Ende des Streits um die Nötigungsrechtsprechung ist nicht in Sicht

Das Oberlandesgericht Koblenz hat somit eine Strafbarkeit des Blockade-Flugblattes verneint. Dies war die richtige Entscheidung, denn ansonsten wäre gegen das Urteil Verfassungsbeschwerde wegen eines Verstoßes gegen Art. 5 (Meinungsfreiheit) und Art. 103 (Bestimmtheitsgebot) des Grundgesetzes eingelegt worden, da die Auslegung der Nötigungsrechtsprechung für einen Aktivisten noch immer in keiner Weise juristisch einschätzbar ist.
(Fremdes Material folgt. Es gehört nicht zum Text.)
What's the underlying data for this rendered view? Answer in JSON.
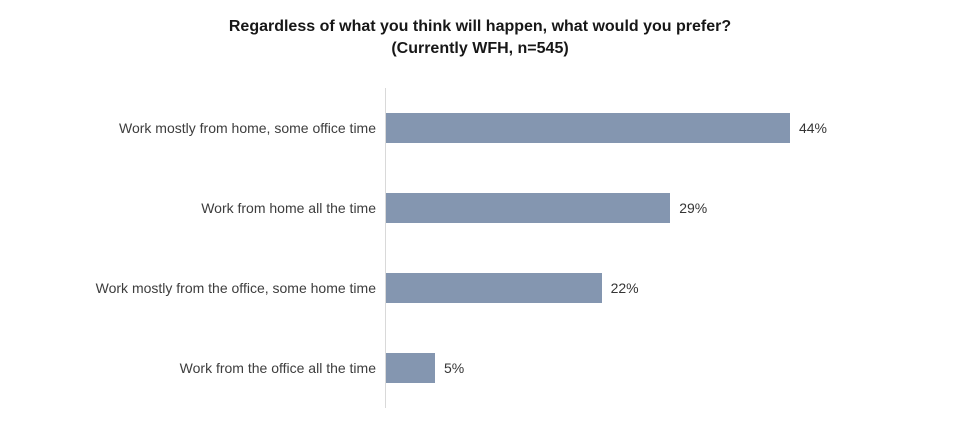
{
  "title": {
    "line1": "Regardless of what you think will happen, what would you prefer?",
    "line2": "(Currently WFH, n=545)"
  },
  "chart_data": {
    "type": "bar",
    "orientation": "horizontal",
    "title": "Regardless of what you think will happen, what would you prefer?",
    "subtitle": "(Currently WFH, n=545)",
    "categories": [
      "Work mostly from home, some office time",
      "Work from home all the time",
      "Work mostly from the office, some home time",
      "Work from the office all the time"
    ],
    "values": [
      44,
      29,
      22,
      5
    ],
    "value_labels": [
      "44%",
      "29%",
      "22%",
      "5%"
    ],
    "xlabel": "",
    "ylabel": "",
    "xlim": [
      0,
      45
    ],
    "grid": false,
    "legend": false,
    "data_labels": "outside-end",
    "bar_color": "#8496B0",
    "axis_line_color": "#D9D9D9"
  }
}
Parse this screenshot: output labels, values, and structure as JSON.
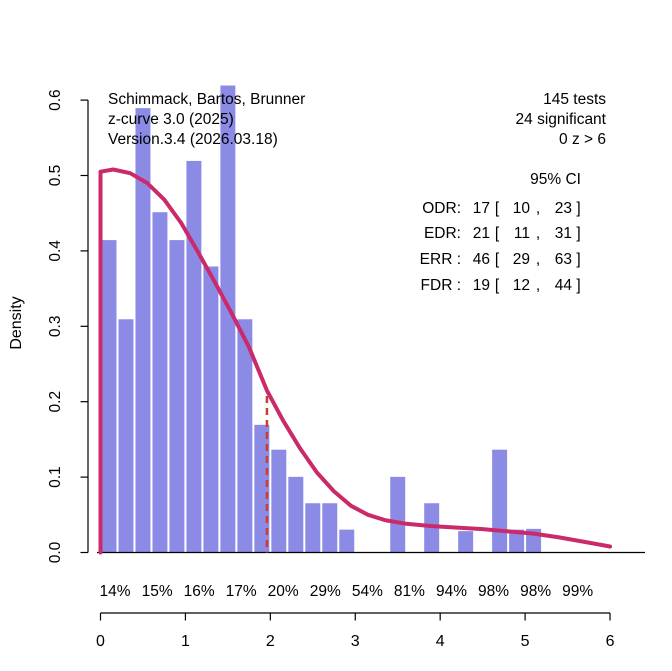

Der Bochumer Wissenschaftler Prof. Dr. Arndt Sinn erklärt hierzu: "Von einer Auslegung des Gewaltbegriffs, die dessen Merkmale offenlegt und somit gemessen an Art. 103 Abs. 2 GG zur Bestimmtheit des Begriffs und der Vorhersehbarkeit richterlicher Entscheidungen führt, ist die Rechtsprechung (nach wie vor) weit entfernt. Einzelfälle bringen es immer wieder zu verfassungsrechtlicher Prominenz." Deshalb bedarf es auch weiterhin solcher Nötigungsstrafverfahren bzw. daraus folgender Verfassungsbeschwerden, damit es endlich zu einer tragfähigen verfassungskonformen Auslegung des Nötigungsparagraphen kommt.

In diesem Sinne: Blockieren, blockieren und mit Flugblättern dafür werben!

Der Friedensaktivist Hermann Theisen ist DFG-VK-Mitglied und lebt in Heidelberg.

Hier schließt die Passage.